Direct from the Survey Participants

“In my region, things seem to be improving, though materials and labor costs are going up as construction companies are getting busier.”

Construction Materials Costs

5. For projects on which you are seeking bids, where do you believe the cost of construction materials will be in 12 months?

Construction Materials Costs

There was less optimism about materials costs in this survey than in the prior two surveys with a 2.70 percent decrease in the score for this survey question. The score became more negative, going from -1.68 to -1.95. This decrease indicates that respondents expect the cost of construction materials to be slightly higher in the next year. This negative score reflects respondents’ belief that the cost of construction materials is expected to continue rising in the next year.

Construction Labor Costs

6. For projects on which you are seeking bids, where do you believe the cost of construction labor will be in 12 months?

Construction Labor Costs

The score for construction labor costs, -2.08, is about 3.00 percent “greater” than the score reported in the September 2016 survey. It is now nearly as “high” as ever recorded in this Index (it was -2.13 in September 2015). This large negative score indicates that respondents expect construction costs to rise over the next year at a higher rate than in 2016.

Direct from the Survey Participants

“As long as the equity and capital markets stay as strong as they are, I think any downturn we experience in the markets will be able to be offset and controlled.”

Available Equity

7. For projects you will be financing/refinancing, how plentiful do you believe equity will be in 12 months?

Available Equity

The score for construction labor costs, -2.08, is about 3.00 percent “greater” than the score reported in the September 2016 survey. It is now nearly as “high” as ever recorded in this Index (it was -2.13 in September 2015). This large negative score indicates that respondents expect construction costs to rise over the next year at a higher rate than in 2016.

Available Debt

8. For projects you will be financing/refinancing, how plentiful do you believe debt will be in 12 months?

Available Debt

Like equity, the Index figure regarding available debt declined slightly (by 1.20 percent), continuing a consistent decline since February 2015. Like equity, debt capital is expected to be available, but at higher costs, which is consistent with recent increases in interest rates by the U.S. Federal Reserve.

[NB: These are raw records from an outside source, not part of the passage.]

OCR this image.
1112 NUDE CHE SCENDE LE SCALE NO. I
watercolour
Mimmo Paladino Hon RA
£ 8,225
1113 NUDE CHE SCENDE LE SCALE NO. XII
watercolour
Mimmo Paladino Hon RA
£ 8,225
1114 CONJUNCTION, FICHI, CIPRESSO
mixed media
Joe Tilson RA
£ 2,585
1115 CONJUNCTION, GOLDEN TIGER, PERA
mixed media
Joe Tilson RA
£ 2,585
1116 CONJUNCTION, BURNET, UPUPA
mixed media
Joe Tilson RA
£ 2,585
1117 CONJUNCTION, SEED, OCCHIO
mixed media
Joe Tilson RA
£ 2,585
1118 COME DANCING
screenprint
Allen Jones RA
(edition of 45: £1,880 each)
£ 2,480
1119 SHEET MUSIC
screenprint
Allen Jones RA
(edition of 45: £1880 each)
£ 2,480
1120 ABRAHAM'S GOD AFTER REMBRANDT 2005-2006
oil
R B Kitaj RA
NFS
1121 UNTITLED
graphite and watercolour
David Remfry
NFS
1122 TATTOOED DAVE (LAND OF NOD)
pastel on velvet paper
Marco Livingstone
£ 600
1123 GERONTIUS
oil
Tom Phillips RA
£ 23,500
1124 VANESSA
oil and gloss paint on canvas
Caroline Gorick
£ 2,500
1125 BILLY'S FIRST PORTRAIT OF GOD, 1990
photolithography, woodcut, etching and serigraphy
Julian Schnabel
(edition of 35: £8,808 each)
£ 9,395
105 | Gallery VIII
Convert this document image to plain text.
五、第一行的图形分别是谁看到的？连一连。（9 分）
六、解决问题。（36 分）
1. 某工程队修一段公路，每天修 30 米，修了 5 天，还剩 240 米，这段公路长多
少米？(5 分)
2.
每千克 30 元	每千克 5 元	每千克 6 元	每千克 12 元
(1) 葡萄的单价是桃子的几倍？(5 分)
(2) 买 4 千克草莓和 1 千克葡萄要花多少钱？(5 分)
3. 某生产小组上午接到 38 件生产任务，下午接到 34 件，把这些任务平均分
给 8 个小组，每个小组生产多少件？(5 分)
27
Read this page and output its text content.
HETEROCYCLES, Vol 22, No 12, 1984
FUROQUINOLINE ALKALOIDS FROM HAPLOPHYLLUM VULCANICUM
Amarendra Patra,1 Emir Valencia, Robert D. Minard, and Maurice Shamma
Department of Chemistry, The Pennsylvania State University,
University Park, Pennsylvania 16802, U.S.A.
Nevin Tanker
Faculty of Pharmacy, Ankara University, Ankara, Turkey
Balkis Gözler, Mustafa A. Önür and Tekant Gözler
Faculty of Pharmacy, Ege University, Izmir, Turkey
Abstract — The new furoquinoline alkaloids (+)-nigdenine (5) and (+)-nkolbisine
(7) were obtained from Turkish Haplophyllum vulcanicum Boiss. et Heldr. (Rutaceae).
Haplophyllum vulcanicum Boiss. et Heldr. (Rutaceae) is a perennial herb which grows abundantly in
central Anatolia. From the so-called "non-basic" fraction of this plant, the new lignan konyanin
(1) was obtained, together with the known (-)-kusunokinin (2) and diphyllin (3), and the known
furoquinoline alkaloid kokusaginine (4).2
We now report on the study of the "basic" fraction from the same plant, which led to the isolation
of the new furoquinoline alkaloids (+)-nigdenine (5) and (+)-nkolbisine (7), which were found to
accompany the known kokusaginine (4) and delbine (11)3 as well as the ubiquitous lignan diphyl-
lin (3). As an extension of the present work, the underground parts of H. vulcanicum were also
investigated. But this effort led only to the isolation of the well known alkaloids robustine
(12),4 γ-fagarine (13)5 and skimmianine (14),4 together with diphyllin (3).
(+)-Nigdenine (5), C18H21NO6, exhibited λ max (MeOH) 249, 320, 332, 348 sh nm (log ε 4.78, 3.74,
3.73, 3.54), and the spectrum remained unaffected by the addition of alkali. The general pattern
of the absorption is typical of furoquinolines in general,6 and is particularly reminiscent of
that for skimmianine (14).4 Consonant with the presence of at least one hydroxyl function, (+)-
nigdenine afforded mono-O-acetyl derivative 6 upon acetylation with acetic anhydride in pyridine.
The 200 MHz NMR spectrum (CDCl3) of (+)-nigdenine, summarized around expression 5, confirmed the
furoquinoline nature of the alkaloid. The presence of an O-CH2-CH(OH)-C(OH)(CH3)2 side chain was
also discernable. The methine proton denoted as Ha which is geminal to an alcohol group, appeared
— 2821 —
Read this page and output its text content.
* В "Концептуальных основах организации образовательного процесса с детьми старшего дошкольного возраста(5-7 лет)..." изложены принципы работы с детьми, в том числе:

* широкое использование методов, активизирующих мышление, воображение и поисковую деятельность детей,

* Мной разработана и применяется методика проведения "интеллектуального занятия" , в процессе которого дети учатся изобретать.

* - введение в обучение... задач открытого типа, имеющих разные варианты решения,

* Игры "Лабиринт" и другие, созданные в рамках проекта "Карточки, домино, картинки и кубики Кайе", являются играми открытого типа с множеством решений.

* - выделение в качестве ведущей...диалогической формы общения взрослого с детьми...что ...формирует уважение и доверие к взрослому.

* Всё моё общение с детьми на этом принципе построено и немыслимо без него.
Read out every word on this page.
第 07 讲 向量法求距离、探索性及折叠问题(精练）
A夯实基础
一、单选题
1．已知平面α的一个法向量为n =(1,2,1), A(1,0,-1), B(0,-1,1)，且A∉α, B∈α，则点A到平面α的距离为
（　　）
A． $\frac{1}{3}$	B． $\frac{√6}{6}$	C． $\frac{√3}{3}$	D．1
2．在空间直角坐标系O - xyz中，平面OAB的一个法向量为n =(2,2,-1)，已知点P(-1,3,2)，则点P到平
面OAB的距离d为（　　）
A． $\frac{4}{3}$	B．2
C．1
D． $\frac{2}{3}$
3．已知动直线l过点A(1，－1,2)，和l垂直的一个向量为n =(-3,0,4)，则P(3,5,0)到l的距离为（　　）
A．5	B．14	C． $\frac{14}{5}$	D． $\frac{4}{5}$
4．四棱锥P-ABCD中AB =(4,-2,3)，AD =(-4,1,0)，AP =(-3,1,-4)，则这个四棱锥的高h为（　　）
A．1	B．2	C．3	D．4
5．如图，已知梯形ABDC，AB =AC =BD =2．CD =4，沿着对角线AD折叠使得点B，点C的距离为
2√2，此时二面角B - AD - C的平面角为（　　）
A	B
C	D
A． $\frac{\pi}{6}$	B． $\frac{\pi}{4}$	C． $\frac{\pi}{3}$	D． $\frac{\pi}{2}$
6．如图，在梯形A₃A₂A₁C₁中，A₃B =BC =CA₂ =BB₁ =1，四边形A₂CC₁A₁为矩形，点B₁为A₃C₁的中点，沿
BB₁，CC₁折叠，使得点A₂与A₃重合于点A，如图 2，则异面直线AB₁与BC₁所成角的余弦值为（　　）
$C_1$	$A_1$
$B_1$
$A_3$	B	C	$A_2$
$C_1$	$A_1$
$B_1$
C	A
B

Direct from the Survey Participants

“The economy is incrementally better, but still feels fragile.”

First-Year Capitalization Rates

9. Where do you expect first-year cap rates to be for deals you will close 12 months from now?

First Year Cap Rates

Survey responses indicate that first-year cap rates are expected to increase in the coming year. The March 2016 score for this question was -0.50; the September 2016 score was less negative (with a score of -0.38), resulting in a 1.20 percent positive change; however, the current survey score dropped significantly to -0.83, a negative six month change of 4.50 percent. This result indicates that respondents anticipate an increase in project risk, an increase in interest rates or, most likely, both over the next year.

General Sentiment

10. What is your general sentiment regarding conditions in the commercial real estate industry; as a commercial real estate professional, how do you see the industry in 12 months?

General Sentiment

The general sentiment score — much like the scores for employment growth, occupancy rates and both face and effective rents — posted a highly positive response in this survey. The 0.65 score for this question is 3.20 percent greater than the reading six months ago, and is the highest it has been since September 2015. This is a good sign for the CRE market in that survey respondents expect a positive commercial real estate climate over the next 12 months.

Direct from the Survey Participants

“I am comfortable with a strong market over the next 12 months, however I believe we will be facing a much more difficult economy 12-24 months from now. The market exuberance about [President] Trump will fade, interest rates [will] begin to rise, the implications of overbuilding multifamily product will kick in, and the cyclical economy will begin a downward turn.”